海と山のすきまの塩屋的住環境特集

【塩屋的住環境のつくりかた|お店編】ペリーヌ

2026.8.31

photo : yuto yamashita

[ミツワヤ]のすぐ近くにある洋菓子店[ペリーヌ]では今日も、「カボチャケーキ」や「レモンケーキ」、「モンブラン」や「ボストン」、「プラリネ」など約15種類のケーキが並ぶ。レモン風味のババロアがのった「レモンケーキ」は、小さな宝石を並べたように、レモンとみかんがババロアへ敷きつめられ、そのレトロなかわいさに心が躍ってしまう。初代店主である父・三輪益行さんの頃からのメニューだ。

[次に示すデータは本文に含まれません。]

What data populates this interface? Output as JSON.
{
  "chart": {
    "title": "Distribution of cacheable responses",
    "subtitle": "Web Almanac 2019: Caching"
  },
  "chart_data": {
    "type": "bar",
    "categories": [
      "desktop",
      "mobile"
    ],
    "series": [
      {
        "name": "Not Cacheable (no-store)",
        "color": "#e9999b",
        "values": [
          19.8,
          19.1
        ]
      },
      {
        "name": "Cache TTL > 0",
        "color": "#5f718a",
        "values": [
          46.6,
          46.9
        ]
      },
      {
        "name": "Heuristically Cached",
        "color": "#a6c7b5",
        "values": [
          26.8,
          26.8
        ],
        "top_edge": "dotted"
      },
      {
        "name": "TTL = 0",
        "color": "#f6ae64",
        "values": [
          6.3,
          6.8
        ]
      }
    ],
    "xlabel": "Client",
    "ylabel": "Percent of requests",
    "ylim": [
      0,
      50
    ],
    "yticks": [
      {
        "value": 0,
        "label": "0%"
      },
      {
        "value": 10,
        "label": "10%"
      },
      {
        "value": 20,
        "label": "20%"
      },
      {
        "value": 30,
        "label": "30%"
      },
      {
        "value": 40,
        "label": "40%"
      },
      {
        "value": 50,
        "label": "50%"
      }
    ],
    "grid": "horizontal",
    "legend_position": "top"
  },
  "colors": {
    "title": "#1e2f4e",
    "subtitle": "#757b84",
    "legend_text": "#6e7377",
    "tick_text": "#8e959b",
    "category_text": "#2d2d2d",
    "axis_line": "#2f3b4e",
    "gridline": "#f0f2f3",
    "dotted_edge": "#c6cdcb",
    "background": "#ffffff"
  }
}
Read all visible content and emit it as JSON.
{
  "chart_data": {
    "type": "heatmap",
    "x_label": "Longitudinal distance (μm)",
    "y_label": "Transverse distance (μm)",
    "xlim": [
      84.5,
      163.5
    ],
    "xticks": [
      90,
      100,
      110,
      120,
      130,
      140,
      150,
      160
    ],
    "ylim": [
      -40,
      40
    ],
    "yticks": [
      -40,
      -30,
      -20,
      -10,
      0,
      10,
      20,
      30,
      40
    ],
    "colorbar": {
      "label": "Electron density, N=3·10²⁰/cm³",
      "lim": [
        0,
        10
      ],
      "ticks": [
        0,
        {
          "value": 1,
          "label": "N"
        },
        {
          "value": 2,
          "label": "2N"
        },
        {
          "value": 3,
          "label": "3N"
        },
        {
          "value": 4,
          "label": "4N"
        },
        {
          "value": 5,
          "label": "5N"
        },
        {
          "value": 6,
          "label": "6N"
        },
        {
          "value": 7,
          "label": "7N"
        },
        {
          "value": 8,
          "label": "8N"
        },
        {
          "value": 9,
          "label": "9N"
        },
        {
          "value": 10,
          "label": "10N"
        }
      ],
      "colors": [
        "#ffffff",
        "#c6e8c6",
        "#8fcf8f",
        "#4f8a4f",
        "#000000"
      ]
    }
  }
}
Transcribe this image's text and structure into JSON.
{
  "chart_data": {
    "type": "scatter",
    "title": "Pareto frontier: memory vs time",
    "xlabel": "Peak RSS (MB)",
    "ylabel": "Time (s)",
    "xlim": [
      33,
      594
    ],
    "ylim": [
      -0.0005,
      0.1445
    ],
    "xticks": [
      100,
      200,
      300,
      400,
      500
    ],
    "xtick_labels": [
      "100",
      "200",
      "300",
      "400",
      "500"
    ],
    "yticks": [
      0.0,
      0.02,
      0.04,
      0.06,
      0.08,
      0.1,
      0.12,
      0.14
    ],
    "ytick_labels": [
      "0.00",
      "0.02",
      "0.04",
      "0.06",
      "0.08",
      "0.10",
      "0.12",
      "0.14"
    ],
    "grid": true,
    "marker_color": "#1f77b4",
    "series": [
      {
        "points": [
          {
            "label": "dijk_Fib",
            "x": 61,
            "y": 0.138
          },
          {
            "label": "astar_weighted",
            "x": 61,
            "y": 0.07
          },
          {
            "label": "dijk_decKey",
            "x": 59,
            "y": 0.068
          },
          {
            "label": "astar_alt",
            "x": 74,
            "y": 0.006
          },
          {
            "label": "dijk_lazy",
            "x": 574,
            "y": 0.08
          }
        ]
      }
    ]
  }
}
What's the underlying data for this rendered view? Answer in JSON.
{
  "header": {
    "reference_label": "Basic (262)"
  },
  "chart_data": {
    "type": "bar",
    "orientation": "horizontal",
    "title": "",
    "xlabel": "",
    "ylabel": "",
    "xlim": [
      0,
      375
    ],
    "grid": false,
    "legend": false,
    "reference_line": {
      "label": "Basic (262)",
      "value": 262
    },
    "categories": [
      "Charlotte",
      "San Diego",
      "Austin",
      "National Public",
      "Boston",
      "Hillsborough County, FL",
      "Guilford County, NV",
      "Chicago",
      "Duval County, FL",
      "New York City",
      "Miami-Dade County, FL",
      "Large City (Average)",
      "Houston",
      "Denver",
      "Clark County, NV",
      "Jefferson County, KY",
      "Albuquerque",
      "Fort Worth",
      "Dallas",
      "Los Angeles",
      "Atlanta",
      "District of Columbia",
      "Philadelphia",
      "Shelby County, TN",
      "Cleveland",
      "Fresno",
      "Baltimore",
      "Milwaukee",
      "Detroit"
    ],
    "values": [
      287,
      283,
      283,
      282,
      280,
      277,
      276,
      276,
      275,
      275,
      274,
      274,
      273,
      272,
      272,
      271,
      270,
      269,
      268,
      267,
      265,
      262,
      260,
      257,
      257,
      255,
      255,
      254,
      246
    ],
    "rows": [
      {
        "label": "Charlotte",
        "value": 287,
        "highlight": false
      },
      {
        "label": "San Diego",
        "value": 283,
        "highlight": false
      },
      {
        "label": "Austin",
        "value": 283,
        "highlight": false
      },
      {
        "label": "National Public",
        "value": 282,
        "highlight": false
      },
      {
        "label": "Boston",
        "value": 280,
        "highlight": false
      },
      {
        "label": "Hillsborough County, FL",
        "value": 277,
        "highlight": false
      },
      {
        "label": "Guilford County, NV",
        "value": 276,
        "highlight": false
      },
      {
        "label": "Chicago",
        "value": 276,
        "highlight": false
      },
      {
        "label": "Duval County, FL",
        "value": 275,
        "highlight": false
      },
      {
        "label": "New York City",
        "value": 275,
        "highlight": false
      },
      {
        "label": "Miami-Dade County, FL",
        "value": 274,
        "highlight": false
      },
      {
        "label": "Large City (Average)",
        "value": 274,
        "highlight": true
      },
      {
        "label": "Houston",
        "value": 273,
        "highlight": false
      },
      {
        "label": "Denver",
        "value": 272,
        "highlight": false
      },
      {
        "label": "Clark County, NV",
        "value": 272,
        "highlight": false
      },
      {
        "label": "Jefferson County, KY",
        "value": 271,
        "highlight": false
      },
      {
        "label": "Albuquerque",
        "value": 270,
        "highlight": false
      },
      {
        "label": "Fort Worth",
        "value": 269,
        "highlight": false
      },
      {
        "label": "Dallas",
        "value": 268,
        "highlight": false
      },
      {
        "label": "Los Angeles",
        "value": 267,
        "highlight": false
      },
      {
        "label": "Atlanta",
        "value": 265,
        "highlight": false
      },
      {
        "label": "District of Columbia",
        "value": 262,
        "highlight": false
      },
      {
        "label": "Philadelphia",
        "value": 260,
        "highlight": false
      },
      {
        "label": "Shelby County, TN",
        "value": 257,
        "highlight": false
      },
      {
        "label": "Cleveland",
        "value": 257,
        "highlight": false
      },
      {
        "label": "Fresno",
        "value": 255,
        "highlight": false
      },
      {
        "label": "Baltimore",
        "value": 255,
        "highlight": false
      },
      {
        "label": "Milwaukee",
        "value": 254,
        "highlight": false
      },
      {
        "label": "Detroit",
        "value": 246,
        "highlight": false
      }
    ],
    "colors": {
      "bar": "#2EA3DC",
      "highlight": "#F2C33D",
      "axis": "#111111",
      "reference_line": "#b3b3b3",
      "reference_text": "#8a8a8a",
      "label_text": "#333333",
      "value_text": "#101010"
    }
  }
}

「昔から食べてくださる常連さんも多いので、お気に入りの味を変わらず楽しんでほしいと思って」と、2代目の三輪貴志さんは話してくれた。

益行さんが洋菓子職人を目指すきっかけになったのは、貴志さんが生まれたこと。息子のために安定した職をという思いで進んだのが、洋菓子の道だった。その後、垂水の洋菓子店で10年経験を積み、地元・塩屋で独立開店。店名の[ペリーヌ]という言葉を聞いて、懐かしく感じる人もいるのではないだろうか? 実は店名は、世界名作劇場の「ペリーヌ物語」から。「何がいいと思う?」と尋ねた益行さんへ、貴志さんの妹が「ペリーヌ」と答えたことから、この店の歴史が始まった。

「ずっと父の姿を見て、自分もいつかケーキを作りたいと思うようになった。8年前に店を継ぎ、父にも手伝ってもらいながら、家族3人で店をやっています」と、貴志さん。変わらぬ人気の初代メニューを守るのはもちろん、オリジナルのメニュー考案にも意欲的で、ともに働く妻・まりさんの厳しいジャッジを通ったメニューが並ぶ。ショーケースの一番下は益行さんの時代からのメニュー、上の段は貴志さんのメニューという構成で、お客さんを出迎えている。「いつでも気軽に食べてもらいたい」と語り、注文の量にかかわらず配達までこなし、塩屋住民への愛情の深さに驚かされる。

塩屋住民へお気に入りを聞けば、「誰かの誕生日を祝う時は、いつもホールのカボチャケーキ」「手土産には、焼き菓子セットの『クララ』」など、さまざまな答えが。日々のお茶の時間に、時には特別な瞬間に、ここのケーキを食卓へ並べる。たくさんの思い出が[ペリーヌ]のケーキと共に塩屋の町で育まれている。